You bet, say Jayne Davis and Rick Bennett, Cooperative Baptist Fellowship ministers who share a passion for spiritual formation and a mission to convince churches to approach celebration more intentionally.
In the sacred context, celebrating doesn’t mean cheering a team’s win or the round of drinks after getting that big promotion. Rather, it’s about marking God-focused milestones in the lives of congregations and individuals.
“It’s about looking back and noticing where God has been in our midst and celebrating what God is doing or where God is present,” said Davis, the minister of spiritual formation at First Baptist Church in Wilmington, N.C.
“So the discipline of celebration is keeping God at the center of our lives and taking time to reflect and to be joyful,” she told Baptist News Global.
Davis and Bennett were tasked with finding a way to weave CBF’s 25th anniversary into a workshop at the 2016 General Assembly in Greensboro last month. So they combined their passion for spiritual formation with the theme of celebration to come up with “Celebration as a Spiritual Discipline.”
Bennett, the pastor at First Baptist Church in Elkin, N.C., admitted it was an unusual idea and he doubted many would attend.
“I expected maybe six people and I was shocked that we had a room full of people,” he told BNG.
‘A novel idea’
While it was a new concept for many of those in attendance, the celebration-as-discipline concept isn’t something Bennett and David dreamed up on their own.
Both cited Richard J. Foster’s Celebration of Discipline, a 1978 text that lists celebration beside disciplines such as simplicity, worship and prayer.
But readers are often surprised to see celebration in a list of spiritual disciplines.
“It’s a novel idea for a lot of people,” Bennett said. “It’s not fasting, it’s not prayer – it’s not one of the disciplines that get the headlines.”
Another common surprise for clergy and laypeople is that their churches may have long practiced celebration without appreciating the spiritually formative significance, Bennett said.
All that’s really needed in those cases is to be mindful, he said.
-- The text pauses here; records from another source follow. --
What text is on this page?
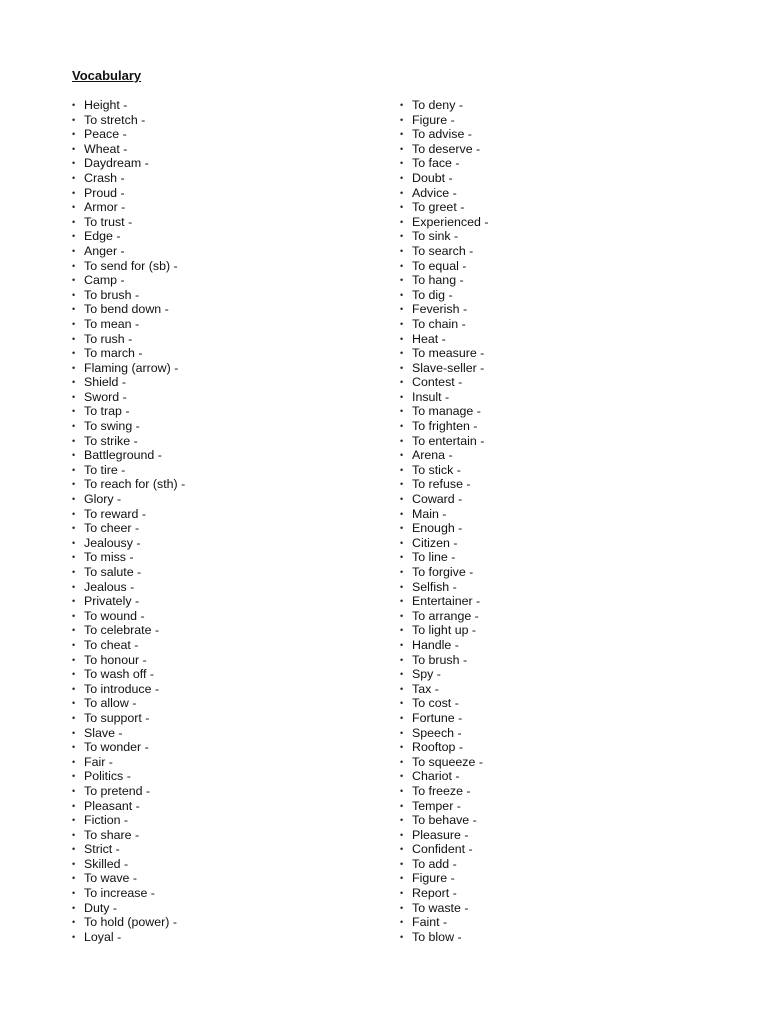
Vocabulary
• Height -
• To stretch -
• Peace -
• Wheat -
• Daydream -
• Crash -
• Proud -
• Armor -
• To trust -
• Edge -
• Anger -
• To send for (sb) -
• Camp -
• To brush -
• To bend down -
• To mean -
• To rush -
• To march -
• Flaming (arrow) -
• Shield -
• Sword -
• To trap -
• To swing -
• To strike -
• Battleground -
• To tire -
• To reach for (sth) -
• Glory -
• To reward -
• To cheer -
• Jealousy -
• To miss -
• To salute -
• Jealous -
• Privately -
• To wound -
• To celebrate -
• To cheat -
• To honour -
• To wash off -
• To introduce -
• To allow -
• To support -
• Slave -
• To wonder -
• Fair -
• Politics -
• To pretend -
• Pleasant -
• Fiction -
• To share -
• Strict -
• Skilled -
• To wave -
• To increase -
• Duty -
• To hold (power) -
• Loyal -
• To deny -
• Figure -
• To advise -
• To deserve -
• To face -
• Doubt -
• Advice -
• To greet -
• Experienced -
• To sink -
• To search -
• To equal -
• To hang -
• To dig -
• Feverish -
• To chain -
• Heat -
• To measure -
• Slave-seller -
• Contest -
• Insult -
• To manage -
• To frighten -
• To entertain -
• Arena -
• To stick -
• To refuse -
• Coward -
• Main -
• Enough -
• Citizen -
• To line -
• To forgive -
• Selfish -
• Entertainer -
• To arrange -
• To light up -
• Handle -
• To brush -
• Spy -
• Tax -
• To cost -
• Fortune -
• Speech -
• Rooftop -
• To squeeze -
• Chariot -
• To freeze -
• Temper -
• To behave -
• Pleasure -
• Confident -
• To add -
• Figure -
• Report -
• To waste -
• Faint -
• To blow -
“Celebration becomes a discipline when we connect it to the story of God and when we are very intentional about the celebration being about what God has done,” he said.
‘See what God has done’
How this looks can vary among congregations.
“In our church, we tell stories,” Davis said.
At one time it can be the members of a mission team sharing the challenges and accomplishments of their journey. At other times it might be participants in the dinner ministry sharing their experiences closer to home.
“You may be part of the ministry but this becomes the congregation’s story.”
It’s healthy for the corporate life of the church to hear what God is doing through each of them, directly or indirectly, she said.
“Celebration becomes a discipline when we connect it to the story of God and when we are very intentional about the celebration being about what God has done.”
“We have to celebrate these moments because that’s what gives us hope,” Davis said. “We get to see what God has done.”
What God has done is provide the very model for celebration as a spiritual discipline, according to Davis.
The biblical creation narratives provide the example of God resting and admiring his work. It’s the opposite of modern life, where striving and achievements melt one into another without a break.
“But in the rhythm of creation, God does these things and pauses at the end of each day and says ‘this is good,’” she said.
The practice works for individuals, too.
“It’s like a daily examination of where God was and we can use that lens to determine how things are going.”